The defendants. Willion Collinswort, 23; Patrick Scarborough, 20; David Ervin Beagles, 18, and Ollie Stoutamire, 16, made up a sorry lot of delinquents, victims as well as products of their squalid environments. Collinsworth. an illiterate telephone lineman, is a chronic drunk, son of a sadist who beat him habitually throughout his childhood. Scarborough, an Air Force enlisted man, is an orphan whose mother was shot to death in a barroom brawl when he was seven and whose father committed suicide the same year. Stoutamire quit school after the eighth grade, has had a brush with juvenile authorities. Beagles is a high-school senior, the son of a truck driver and a waitress.
Ugly Pleasure. Early last month, after an evening of boozing, the four went out deliberately looking for a Negro girl to ravish. They found their victim,† who had just been to a college dance, with her escort and another couple in a parked car behind a drive-in theater. Hours later, their ugly pleasure taken, the rapists gagged the Negro girl, flung her on the floor of their car and sped off. Deputy sheriffs, warned by the girl’s companions, chased the rapists at 90 m.p.h. and overtook them. The Leon County sheriff’s office swiftly got confessions. The case came to trial only 39 days later. Circuit Judge W. May Walker presided as though the defendants and their victim had skins of the same color.
The trial’s most dramatic moments came when the complaining witness herself took the stand. She had not cried out or resisted, she testified, because “there wasn’t anything I could do with four men with a gun and a knife but do what they said to do … I started crying and they said to shut up.”

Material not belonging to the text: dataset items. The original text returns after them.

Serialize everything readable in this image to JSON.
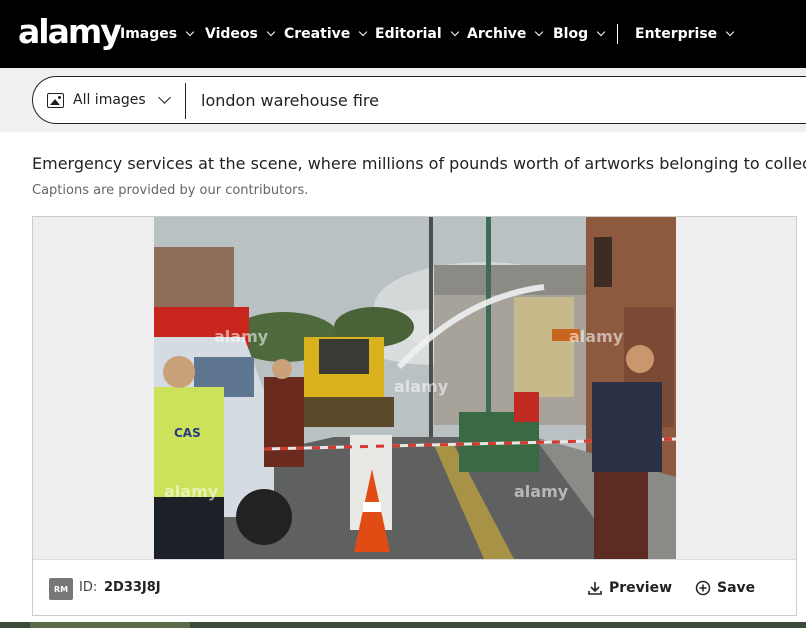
{
  "header": {
    "logo": "alamy",
    "nav": [
      {
        "label": "Images"
      },
      {
        "label": "Videos"
      },
      {
        "label": "Creative"
      },
      {
        "label": "Editorial"
      },
      {
        "label": "Archive"
      },
      {
        "label": "Blog"
      },
      {
        "label": "Enterprise"
      }
    ]
  },
  "search": {
    "type_label": "All images",
    "query": "london warehouse fire"
  },
  "caption": {
    "text": "Emergency services at the scene, where millions of pounds worth of artworks belonging to collector Ch",
    "note": "Captions are provided by our contributors."
  },
  "image": {
    "watermark": "alamy",
    "vest_text": "CAS",
    "license_badge": "RM",
    "id_label": "ID:",
    "id_value": "2D33J8J",
    "preview_label": "Preview",
    "save_label": "Save"
  },
  "colors": {
    "nav_bg": "#000000",
    "search_bg": "#f0f0f0",
    "text": "#222222"
  }
}
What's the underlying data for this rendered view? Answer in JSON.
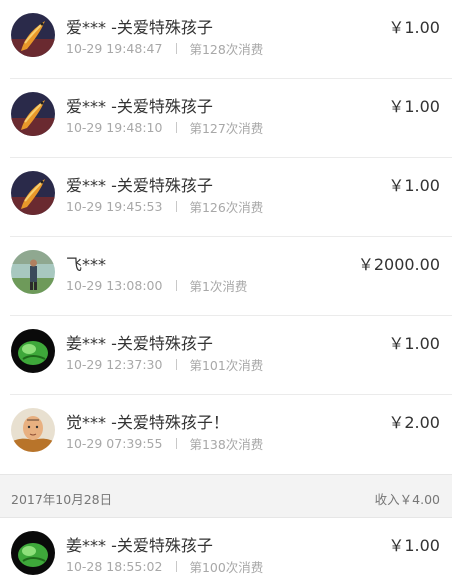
{
  "donations": [
    {
      "name": "爱*** -关爱特殊孩子",
      "time": "10-29 19:48:47",
      "count": "第128次消费",
      "amount": "￥1.00",
      "avatar": "koi-fish-avatar"
    },
    {
      "name": "爱*** -关爱特殊孩子",
      "time": "10-29 19:48:10",
      "count": "第127次消费",
      "amount": "￥1.00",
      "avatar": "koi-fish-avatar"
    },
    {
      "name": "爱*** -关爱特殊孩子",
      "time": "10-29 19:45:53",
      "count": "第126次消费",
      "amount": "￥1.00",
      "avatar": "koi-fish-avatar"
    },
    {
      "name": "飞***",
      "time": "10-29 13:08:00",
      "count": "第1次消费",
      "amount": "￥2000.00",
      "avatar": "person-outdoor-avatar"
    },
    {
      "name": "姜*** -关爱特殊孩子",
      "time": "10-29 12:37:30",
      "count": "第101次消费",
      "amount": "￥1.00",
      "avatar": "green-leaf-avatar"
    },
    {
      "name": "觉*** -关爱特殊孩子！",
      "time": "10-29 07:39:55",
      "count": "第138次消费",
      "amount": "￥2.00",
      "avatar": "monk-avatar"
    }
  ],
  "date_group": {
    "date": "2017年10月28日",
    "income": "收入￥4.00"
  },
  "donations_after": [
    {
      "name": "姜*** -关爱特殊孩子",
      "time": "10-28 18:55:02",
      "count": "第100次消费",
      "amount": "￥1.00",
      "avatar": "green-leaf-avatar"
    }
  ]
}
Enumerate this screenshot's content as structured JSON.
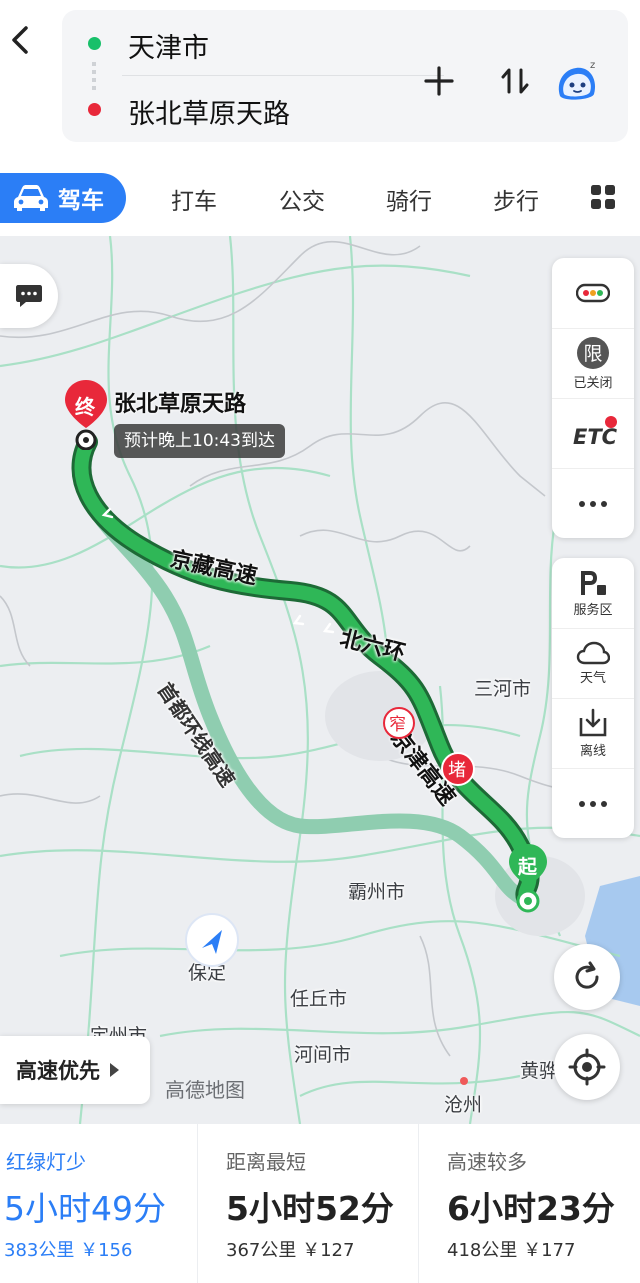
{
  "header": {
    "origin": "天津市",
    "destination": "张北草原天路"
  },
  "tabs": {
    "active": "驾车",
    "items": [
      "打车",
      "公交",
      "骑行",
      "步行"
    ]
  },
  "map": {
    "destination_marker": "终",
    "destination_name": "张北草原天路",
    "eta": "预计晚上10:43到达",
    "start_marker": "起",
    "road_labels": {
      "road1": [
        "京",
        "藏",
        "高",
        "速"
      ],
      "road2": [
        "北",
        "六",
        "环"
      ],
      "road3": [
        "京",
        "津",
        "高",
        "速"
      ],
      "alt": [
        "首",
        "都",
        "环",
        "线",
        "高",
        "速"
      ]
    },
    "badges": {
      "narrow": "窄",
      "jam": "堵"
    },
    "places": [
      "三河市",
      "霸州市",
      "保定",
      "任丘市",
      "定州市",
      "河间市",
      "黄骅",
      "沧州"
    ],
    "side_panel_top": [
      {
        "label": "",
        "icon": "traffic-light-icon"
      },
      {
        "label": "已关闭",
        "badge": "限",
        "icon": "restriction-icon"
      },
      {
        "label": "",
        "badge": "ETC",
        "icon": "etc-icon"
      },
      {
        "label": "",
        "icon": "more-icon"
      }
    ],
    "side_panel_bottom": [
      {
        "label": "服务区",
        "icon": "service-area-icon"
      },
      {
        "label": "天气",
        "icon": "weather-icon"
      },
      {
        "label": "离线",
        "icon": "offline-icon"
      },
      {
        "label": "",
        "icon": "more-icon"
      }
    ],
    "route_preference": "高速优先",
    "watermark": "高德地图",
    "colors": {
      "route_main": "#2fb757",
      "route_alt": "#8fcdb0",
      "accent": "#2b7ef6"
    }
  },
  "routes": [
    {
      "name": "红绿灯少",
      "time": "5小时49分",
      "distance": "383公里",
      "toll": "￥156",
      "active": true
    },
    {
      "name": "距离最短",
      "time": "5小时52分",
      "distance": "367公里",
      "toll": "￥127",
      "active": false
    },
    {
      "name": "高速较多",
      "time": "6小时23分",
      "distance": "418公里",
      "toll": "￥177",
      "active": false
    }
  ]
}
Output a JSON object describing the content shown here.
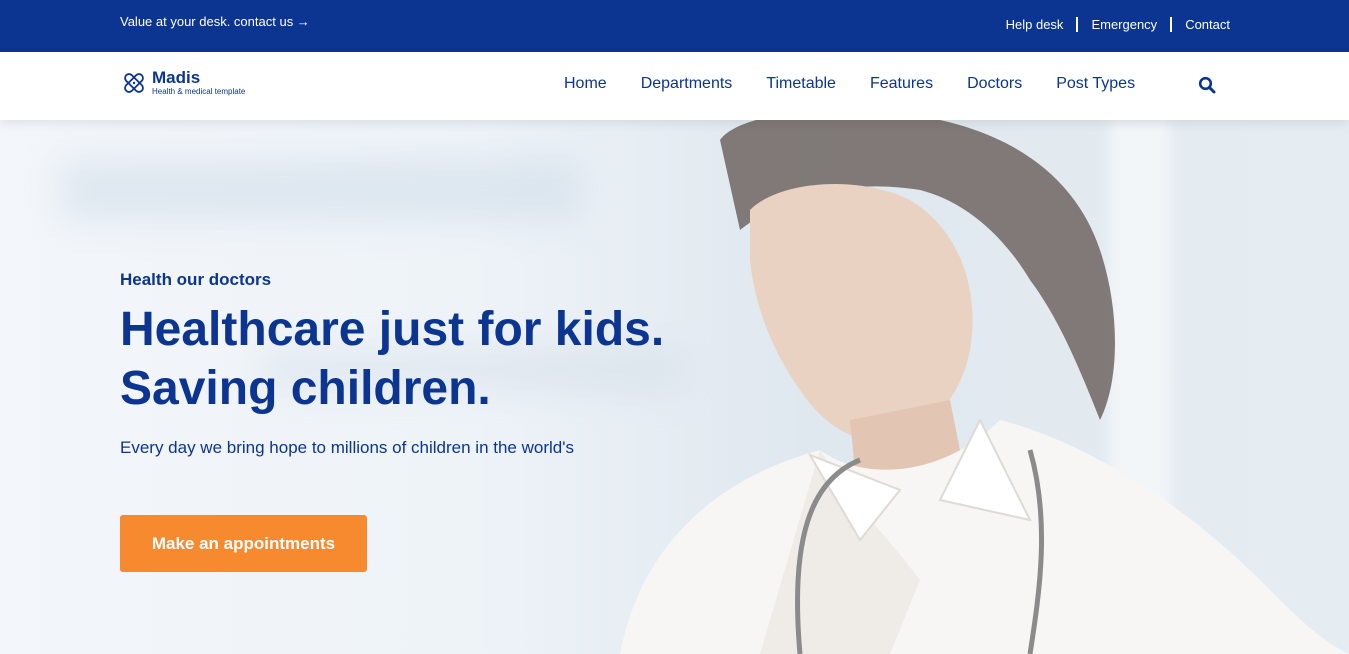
{
  "topbar": {
    "promo": "Value at your desk. contact us →",
    "links": [
      "Help desk",
      "Emergency",
      "Contact"
    ]
  },
  "brand": {
    "name": "Madis",
    "tagline": "Health & medical template",
    "icon": "bandage-logo-icon"
  },
  "nav": {
    "items": [
      "Home",
      "Departments",
      "Timetable",
      "Features",
      "Doctors",
      "Post Types"
    ],
    "search_icon": "search-icon"
  },
  "hero": {
    "eyebrow": "Health our doctors",
    "headline_line1": "Healthcare just for kids.",
    "headline_line2": "Saving children.",
    "subtext": "Every day we bring hope to millions of children in the world's",
    "cta_label": "Make an appointments"
  },
  "colors": {
    "primary": "#0b3590",
    "accent": "#f7892f",
    "white": "#ffffff"
  }
}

The burden of the defense—beyond pleading that the rapists were not responsible for their crime by reason of youth or mental deficiency—was that the girl had willingly joined in sexual intercourse. That line was devastatingly rebutted by Deputy Sheriff W. W. Slappey, the first cop to talk to the victim after the crime. Asked to describe her condition, Slappey said that she was trembling, crying, “jerking all over and hysterical.”
Quiet Leave-Taking. State Attorney William D. Hopkins passionately asked the all-male, all-white jury for equal justice under law, regardless of race. “This law-enforcement proposition has got to be consistent if it’s going to be successful.” In his charge to the jury, Judge Walker ordered that the case be considered “without regard to race, color or creed.”
Less than three hours later, the jury delivered its verdict: guilty, but with a recommendation for mercy. That meant the rapists would not die in the electric chair, but could get life imprisonment. Just before the decision, Judge Walker warned against any spectator demonstration. The warning was unnecessary: the whites on the main floor and the Negroes in the segregated gallery left quietly, in the same orderly fashion in which the trial had been conducted.
* Florida law prohibits the publication of names of rape victims.